NBitcoin.Indexer.Console.exe -b -t -a -m -FromBlk ($locali * $blkPerMachine) -CountBlk $blkPerMachine
}
$jobs = $jobs + $job
}
Then let's monitor all of that by writing in files named C:/output $i.txt.
while($TRUE)
{
$i = 0;
foreach($job in $jobs){
Receive-Job -Job $job 2>&1 >> ("c:\output"+$i+".txt")
$i++
}
Start-Sleep -s 5
}
Surely enough, all of that can be done by hand (doing 16 times the same thing is not that long), and you need to do it only once for the initial indexing.
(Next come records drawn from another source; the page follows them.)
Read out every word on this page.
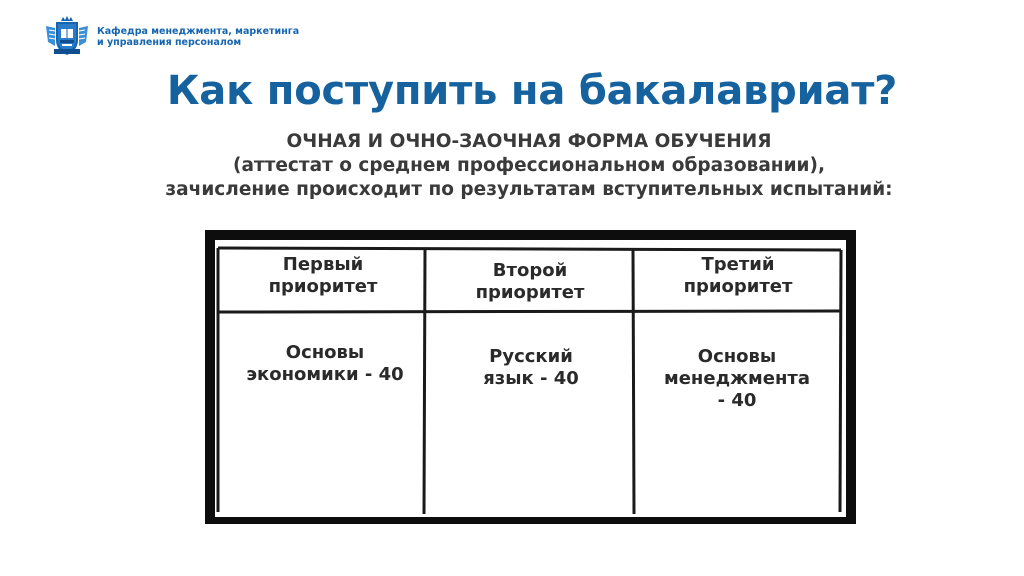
Кафедра менеджмента, маркетинга
и управления персоналом
Как поступить на бакалавриат?
ОЧНАЯ И ОЧНО-ЗАОЧНАЯ ФОРМА ОБУЧЕНИЯ
(аттестат о среднем профессиональном образовании),
зачисление происходит по результатам вступительных испытаний:
Первый
приоритет
Второй
приоритет
Третий
приоритет
Основы
экономики - 40
Русский
язык - 40
Основы
менеджмента
- 40
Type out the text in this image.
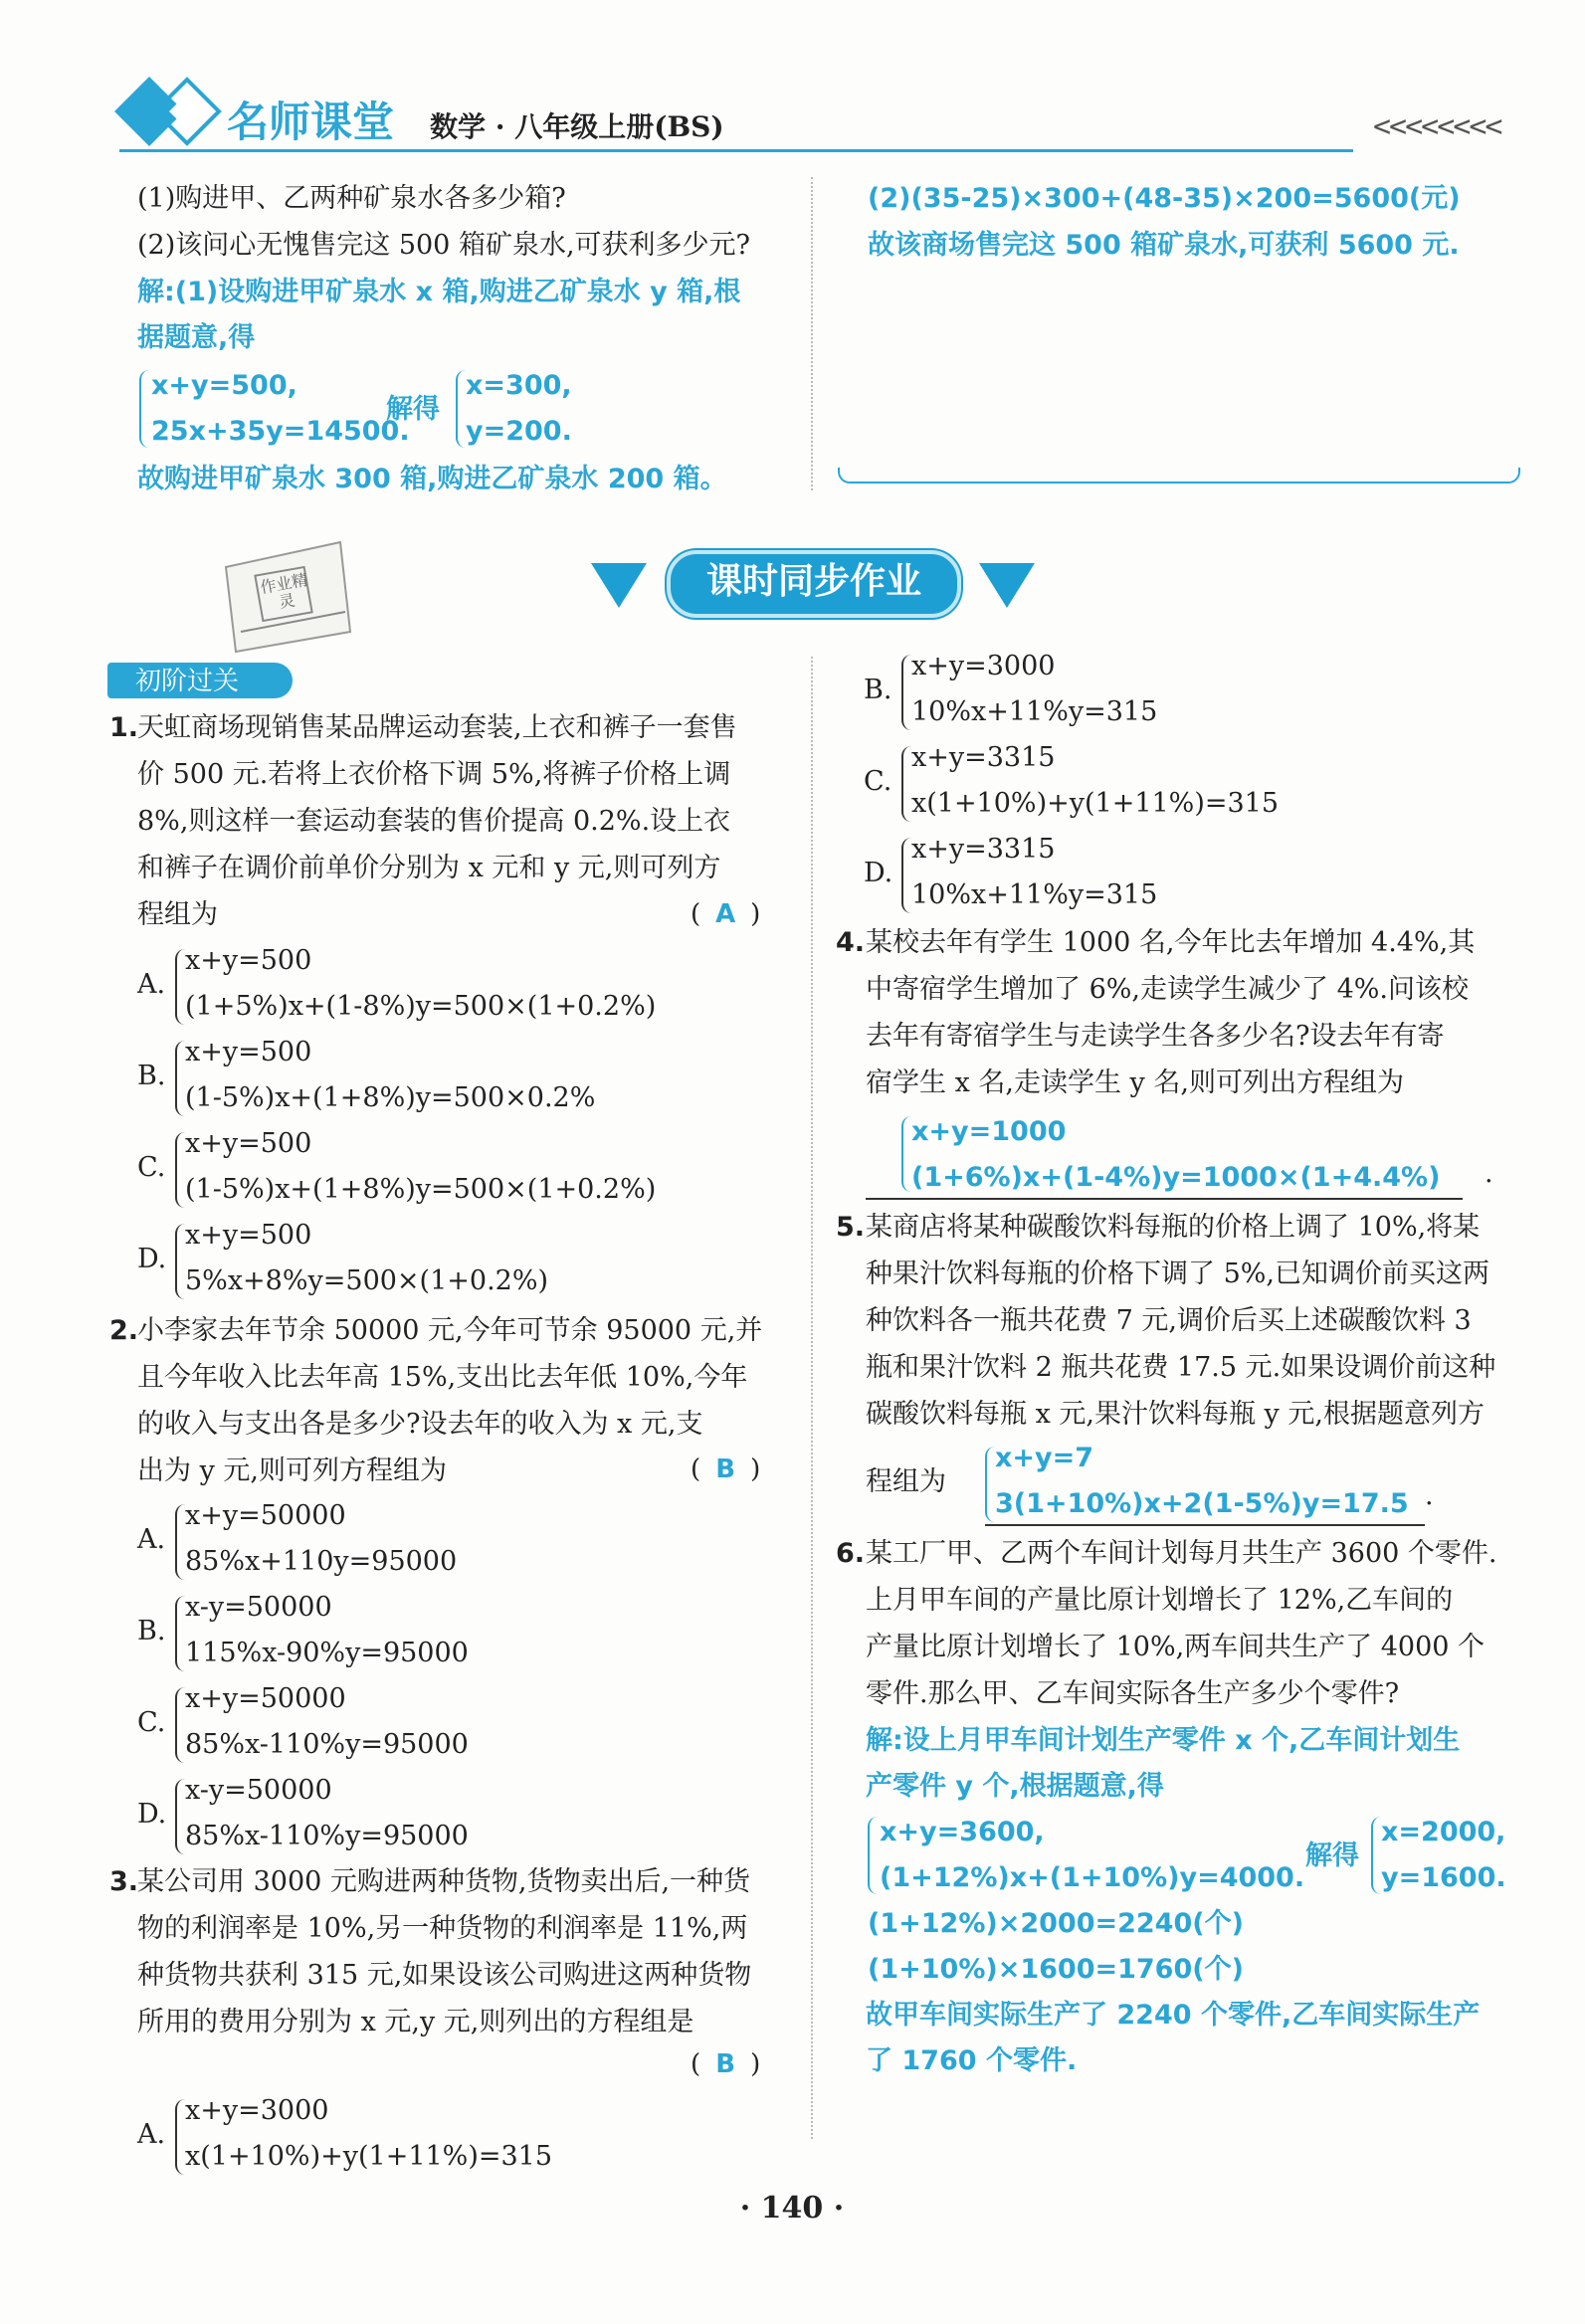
名师课堂 数学 · 八年级上册(BS)	<<<<<<<<
(1)购进甲、乙两种矿泉水各多少箱?
(2)该问心无愧售完这 500 箱矿泉水,可获利多少元?
解:(1)设购进甲矿泉水 x 箱,购进乙矿泉水 y 箱,根
据题意,得
x+y=500,
25x+35y=14500.
解得
x=300,
y=200.
故购进甲矿泉水 300 箱,购进乙矿泉水 200 箱。
(2)(35-25)×300+(48-35)×200=5600(元)
故该商场售完这 500 箱矿泉水,可获利 5600 元.
作业精灵	课时同步作业
初阶过关
1.
天虹商场现销售某品牌运动套装,上衣和裤子一套售
价 500 元.若将上衣价格下调 5%,将裤子价格上调
8%,则这样一套运动套装的售价提高 0.2%.设上衣
和裤子在调价前单价分别为 x 元和 y 元,则可列方
程组为	( A )
A.
x+y=500
(1+5%)x+(1-8%)y=500×(1+0.2%)
B.
x+y=500
(1-5%)x+(1+8%)y=500×0.2%
C.
x+y=500
(1-5%)x+(1+8%)y=500×(1+0.2%)
D.
x+y=500
5%x+8%y=500×(1+0.2%)
2.
小李家去年节余 50000 元,今年可节余 95000 元,并
且今年收入比去年高 15%,支出比去年低 10%,今年
的收入与支出各是多少?设去年的收入为 x 元,支
出为 y 元,则可列方程组为	( B )
A.
x+y=50000
85%x+110y=95000
B.
x-y=50000
115%x-90%y=95000
C.
x+y=50000
85%x-110%y=95000
D.
x-y=50000
85%x-110%y=95000
3.
某公司用 3000 元购进两种货物,货物卖出后,一种货
物的利润率是 10%,另一种货物的利润率是 11%,两
种货物共获利 315 元,如果设该公司购进这两种货物
所用的费用分别为 x 元,y 元,则列出的方程组是
( B )
A.
x+y=3000
x(1+10%)+y(1+11%)=315
B.
x+y=3000
10%x+11%y=315
C.
x+y=3315
x(1+10%)+y(1+11%)=315
D.
x+y=3315
10%x+11%y=315
4. 某校去年有学生 1000 名,今年比去年增加 4.4%,其
中寄宿学生增加了 6%,走读学生减少了 4%.问该校
去年有寄宿学生与走读学生各多少名?设去年有寄
宿学生 x 名,走读学生 y 名,则可列出方程组为
x+y=1000
(1+6%)x+(1-4%)y=1000×(1+4.4%) .
5. 某商店将某种碳酸饮料每瓶的价格上调了 10%,将某
种果汁饮料每瓶的价格下调了 5%,已知调价前买这两
种饮料各一瓶共花费 7 元,调价后买上述碳酸饮料 3
瓶和果汁饮料 2 瓶共花费 17.5 元.如果设调价前这种
碳酸饮料每瓶 x 元,果汁饮料每瓶 y 元,根据题意列方
程组为
x+y=7
3(1+10%)x+2(1-5%)y=17.5 .
6. 某工厂甲、乙两个车间计划每月共生产 3600 个零件.
上月甲车间的产量比原计划增长了 12%,乙车间的
产量比原计划增长了 10%,两车间共生产了 4000 个
零件.那么甲、乙车间实际各生产多少个零件?
解:设上月甲车间计划生产零件 x 个,乙车间计划生
产零件 y 个,根据题意,得
x+y=3600,
(1+12%)x+(1+10%)y=4000.
解得
x=2000,
y=1600.
(1+12%)×2000=2240(个)
(1+10%)×1600=1760(个)
故甲车间实际生产了 2240 个零件,乙车间实际生产
了 1760 个零件.
· 140 ·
But my selfish reason was that I wanted to do some Azure and Powershell because it's cool.
In how much time can you index the whole blockchain? It depends on how many machines you are ready to fire up. But I expect 16 machines to index everything in less than 3 hours.
One last advice, you will likely need a tool to manage your machines if there is any problem. So I advice you to use my third party tool IaaS Management Studio, it will permit to pause, connect, and trash disks of your clones more easily.
Conclusion
I intend to improve the indexer with Stealth Address support (if known scankey), Colored Coins support, then I'll think about a solution to make you extend that with your own Scanner. I will also add a JSON API to easily create web portals like blockchain.info
on top of it. If you want to speed up development, vote with your wallet at 15sYbVpRh6dyWycZMwPdxJWD4xbfxReeHe.